Managed to get a package running without Event Driven Loading and it did seem to fix the issue, at least for the 1 person that got back to me. However, it also seems to have prevented TextRenders from loading the font (roboto). Every digit is squares. UMG widgets seem to have loaded fonts just fine.

What a mess

I’ve worked around the font issue and documented it over here for anyone following in my footsteps.

Paul.Rention has there been any progress on this one? I’m not seeing anything obvious in the 4.18 release notes

Not yet. They want us to try upgrading to a later version of 4.17 or just 4.18 and see if the issue still persists. I’ll keep you posted.

Thanks. For what it’s worth I had the issue on 4.17.2. I’ll probably make it to 4.18 but it may take a few weeks, let me know if you try it

Do you have the setting checked for generating/using Pak files when packaging?

I’ve been taking a look at this issue today and found that our build machine wasn’t packaging our assets. When pak files are turned on, I wasn’t able to reproduce the problem. This could point towards a load order issue or a race condition that only happens when multiple files are opened during async load. It’s also possible that I just moved the race condition elsewhere. I’ll update again if we continue to see the problem.

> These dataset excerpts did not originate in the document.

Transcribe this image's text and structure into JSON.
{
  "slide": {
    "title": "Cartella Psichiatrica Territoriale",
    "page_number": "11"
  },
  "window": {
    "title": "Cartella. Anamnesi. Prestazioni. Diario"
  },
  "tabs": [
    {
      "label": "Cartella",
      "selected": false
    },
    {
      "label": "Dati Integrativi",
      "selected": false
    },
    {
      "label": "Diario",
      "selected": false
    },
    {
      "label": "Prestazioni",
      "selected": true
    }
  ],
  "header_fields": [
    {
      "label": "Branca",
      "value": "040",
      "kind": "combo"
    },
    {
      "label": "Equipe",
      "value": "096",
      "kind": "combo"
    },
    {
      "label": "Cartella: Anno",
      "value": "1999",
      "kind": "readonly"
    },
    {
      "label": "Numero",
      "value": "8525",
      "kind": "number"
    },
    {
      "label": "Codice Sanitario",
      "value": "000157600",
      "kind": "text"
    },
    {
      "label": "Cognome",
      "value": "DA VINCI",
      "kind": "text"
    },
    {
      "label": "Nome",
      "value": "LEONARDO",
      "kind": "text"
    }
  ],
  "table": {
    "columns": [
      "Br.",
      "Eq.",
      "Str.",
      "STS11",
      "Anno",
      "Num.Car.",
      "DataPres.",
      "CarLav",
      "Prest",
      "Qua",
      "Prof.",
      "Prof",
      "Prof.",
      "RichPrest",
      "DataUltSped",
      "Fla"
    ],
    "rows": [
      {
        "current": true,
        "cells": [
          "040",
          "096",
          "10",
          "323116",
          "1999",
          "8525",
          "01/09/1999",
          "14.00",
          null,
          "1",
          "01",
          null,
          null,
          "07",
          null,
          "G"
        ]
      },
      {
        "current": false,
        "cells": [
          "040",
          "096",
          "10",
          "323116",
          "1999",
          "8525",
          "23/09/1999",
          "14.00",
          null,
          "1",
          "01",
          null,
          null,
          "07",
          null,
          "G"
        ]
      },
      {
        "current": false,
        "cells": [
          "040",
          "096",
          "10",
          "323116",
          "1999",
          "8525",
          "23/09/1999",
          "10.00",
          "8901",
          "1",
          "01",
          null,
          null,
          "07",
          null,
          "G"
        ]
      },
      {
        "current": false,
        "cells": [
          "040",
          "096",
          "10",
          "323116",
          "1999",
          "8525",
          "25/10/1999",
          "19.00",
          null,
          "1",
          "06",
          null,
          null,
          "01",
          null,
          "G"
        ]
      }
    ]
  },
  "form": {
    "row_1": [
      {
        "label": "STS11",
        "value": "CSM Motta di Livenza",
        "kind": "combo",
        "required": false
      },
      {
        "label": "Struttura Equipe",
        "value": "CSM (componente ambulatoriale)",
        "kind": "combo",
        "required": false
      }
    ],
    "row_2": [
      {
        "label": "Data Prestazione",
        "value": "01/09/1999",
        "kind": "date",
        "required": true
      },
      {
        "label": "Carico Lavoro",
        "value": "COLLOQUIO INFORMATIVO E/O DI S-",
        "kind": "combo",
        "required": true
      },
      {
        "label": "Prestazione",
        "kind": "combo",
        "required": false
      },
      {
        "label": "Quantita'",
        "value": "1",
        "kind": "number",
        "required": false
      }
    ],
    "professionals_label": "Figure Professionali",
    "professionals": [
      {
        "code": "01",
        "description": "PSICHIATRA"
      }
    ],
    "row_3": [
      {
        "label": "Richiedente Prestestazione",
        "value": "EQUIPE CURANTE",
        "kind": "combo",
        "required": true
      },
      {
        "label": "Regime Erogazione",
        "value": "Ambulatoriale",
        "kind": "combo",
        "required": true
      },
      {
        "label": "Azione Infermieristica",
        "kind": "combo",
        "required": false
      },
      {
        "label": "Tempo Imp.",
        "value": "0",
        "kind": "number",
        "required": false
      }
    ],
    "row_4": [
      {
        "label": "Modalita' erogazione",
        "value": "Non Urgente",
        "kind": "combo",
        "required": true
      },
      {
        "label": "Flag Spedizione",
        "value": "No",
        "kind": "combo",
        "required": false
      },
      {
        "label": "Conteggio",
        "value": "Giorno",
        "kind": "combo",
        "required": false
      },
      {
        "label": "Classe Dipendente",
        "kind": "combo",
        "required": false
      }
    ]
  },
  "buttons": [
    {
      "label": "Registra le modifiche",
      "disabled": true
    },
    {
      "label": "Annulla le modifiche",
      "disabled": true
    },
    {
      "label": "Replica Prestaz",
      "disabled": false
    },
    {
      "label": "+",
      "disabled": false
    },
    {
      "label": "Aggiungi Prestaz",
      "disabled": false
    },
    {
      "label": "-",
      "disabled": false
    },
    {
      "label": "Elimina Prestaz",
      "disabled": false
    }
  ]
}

If you are referring to “use pak file”, it is checked and has never been unchecked

I’ve always been having this problem with pak files on. Do you have blueprint nativization on by chance? I was having this strange issue after disabling event driven loading and the fix I discovered was to have blueprint nativization on. This seems to be a trend; that event driven loading OR blueprint nativization must be enabled to avoid certain issues. Perhaps the 3 settings interact in some crazy race condition?

We do not have nativization turned on. All of the reproduction uncertainty leads me to believe that the race condition still exists in some low level piece of code. Perhaps the lockless list code? I haven’t had an opportunity to comb through it yet to see if I can find anything, and that’s really pure speculation on my part.